The onboard GRACE and GRACE-FO accelerometers measure the non-gravitational accelerations of the spacecraft that are indispensable for the modelling of the Earth’s gravity field since they are subtracted from the GPS POD total accelerations to isolate the pure gravitational accelerations. The accelerometers, like any other instrument, must be calibrated very accurately to serve their purpose but the calibration cannot be done as per standard metrological methods, in a laboratory environment due to the influence of the gravitational signal which is almost 10 orders of magnitude larger. Many researchers have proposed different approaches for the estimation of the bias and the scale factor of the accelerometers, most of which are based on the physical models of the non-gravitational accelerations The drawback of these methods is the dependency of the calibration on the theoretical models and specifically on the drag models that exhibit the highest uncertainty due to the complexity of the upper atmosphere.
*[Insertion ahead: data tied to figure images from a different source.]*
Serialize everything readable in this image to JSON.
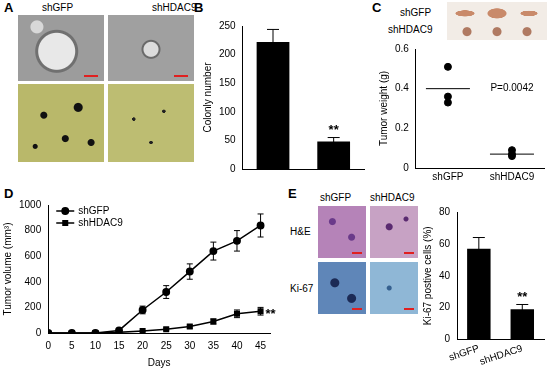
{
  "panel_labels": [
    "A",
    "B",
    "C",
    "D",
    "E"
  ],
  "panel_A": {
    "columns": [
      "shGFP",
      "shHDAC9"
    ]
  },
  "panel_C_photo": {
    "rows": [
      "shGFP",
      "shHDAC9"
    ]
  },
  "panel_E_images": {
    "columns": [
      "shGFP",
      "shHDAC9"
    ],
    "rows": [
      "H&E",
      "Ki-67"
    ]
  },
  "chart_data": [
    {
      "type": "bar",
      "categories": [
        null,
        null
      ],
      "values": [
        222,
        48
      ],
      "errors": [
        22,
        7
      ],
      "color": "#000000",
      "ylabel": "Colonly number",
      "ylim": [
        0,
        250
      ],
      "yticks": [
        0,
        50,
        100,
        150,
        200,
        250
      ],
      "tick_labels": "y",
      "annotations": [
        {
          "text": "**",
          "x": 1
        }
      ]
    },
    {
      "type": "scatter",
      "categories": [
        "shGFP",
        "shHDAC9"
      ],
      "values": [
        [
          0.51,
          0.36,
          0.33
        ],
        [
          0.09,
          0.07,
          0.06
        ]
      ],
      "means": [
        0.4,
        0.07
      ],
      "color": "#000000",
      "ylabel": "Tumor weight (g)",
      "ylim": [
        0,
        0.6
      ],
      "yticks": [
        0,
        0.2,
        0.4,
        0.6
      ],
      "annotations": [
        {
          "text": "P=0.0042",
          "x": "shHDAC9",
          "y": 0.4
        }
      ]
    },
    {
      "type": "line",
      "x": [
        0,
        5,
        10,
        15,
        20,
        25,
        30,
        35,
        40,
        45
      ],
      "series": [
        {
          "name": "shGFP",
          "color": "#000000",
          "marker": "circle",
          "values": [
            0,
            0,
            0,
            20,
            180,
            320,
            480,
            640,
            720,
            840
          ],
          "errors": [
            0,
            0,
            0,
            5,
            30,
            50,
            60,
            70,
            80,
            90
          ]
        },
        {
          "name": "shHDAC9",
          "color": "#000000",
          "marker": "square",
          "values": [
            0,
            0,
            0,
            5,
            15,
            30,
            50,
            90,
            150,
            170
          ],
          "errors": [
            0,
            0,
            0,
            2,
            5,
            8,
            12,
            20,
            30,
            30
          ]
        }
      ],
      "xlabel": "Days",
      "ylabel": "Tumor volume (mm³)",
      "xlim": [
        0,
        47
      ],
      "xticks": [
        0,
        5,
        10,
        15,
        20,
        25,
        30,
        35,
        40,
        45
      ],
      "ylim": [
        0,
        1000
      ],
      "yticks": [
        0,
        200,
        400,
        600,
        800,
        1000
      ],
      "legend": "top-left",
      "annotations": [
        {
          "text": "**",
          "x": 45,
          "series": "shHDAC9"
        }
      ]
    },
    {
      "type": "bar",
      "categories": [
        "shGFP",
        "shHDAC9"
      ],
      "values": [
        57,
        19
      ],
      "errors": [
        7,
        3
      ],
      "color": "#000000",
      "ylabel": "Ki-67 postive cells (%)",
      "ylim": [
        0,
        80
      ],
      "yticks": [
        0,
        20,
        40,
        60,
        80
      ],
      "annotations": [
        {
          "text": "**",
          "x": "shHDAC9"
        }
      ]
    }
  ]
}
An alternative, on-orbit calibration of the accelerometers is proposed that is commensurate with standard metrological methods and thus it is based only on the satellite measurements. The idea behind this method lies in a time-reversal method widely used in radar applications for the detection and measurement of known but distorted pulses hidden in the scattered signal from the reflectors. By analogy to radar applications, the total accelerations estimated from GPS through numerical double POD differentiation, correspond to the ‘transmitted signal’ (calibrated) and the accelerometer measurements (uncalibrated) comprise the ‘return signal’ (scattered signal).  The key to this method is that the penumbra transitions are present in both signals and play the role of the known calibration pulse. Examples of 30 daily scale factors are calculated for different operational periods during lower and higher solar activity of GRACE and GRACE-FO and the accelerometer bias is computed by a daily polynomial fit. The results show a robust estimation of the scale factor and bias of the accelerometers. The thermal sensitivity of the accelerometer and its correlation with the β’ angle is investigated.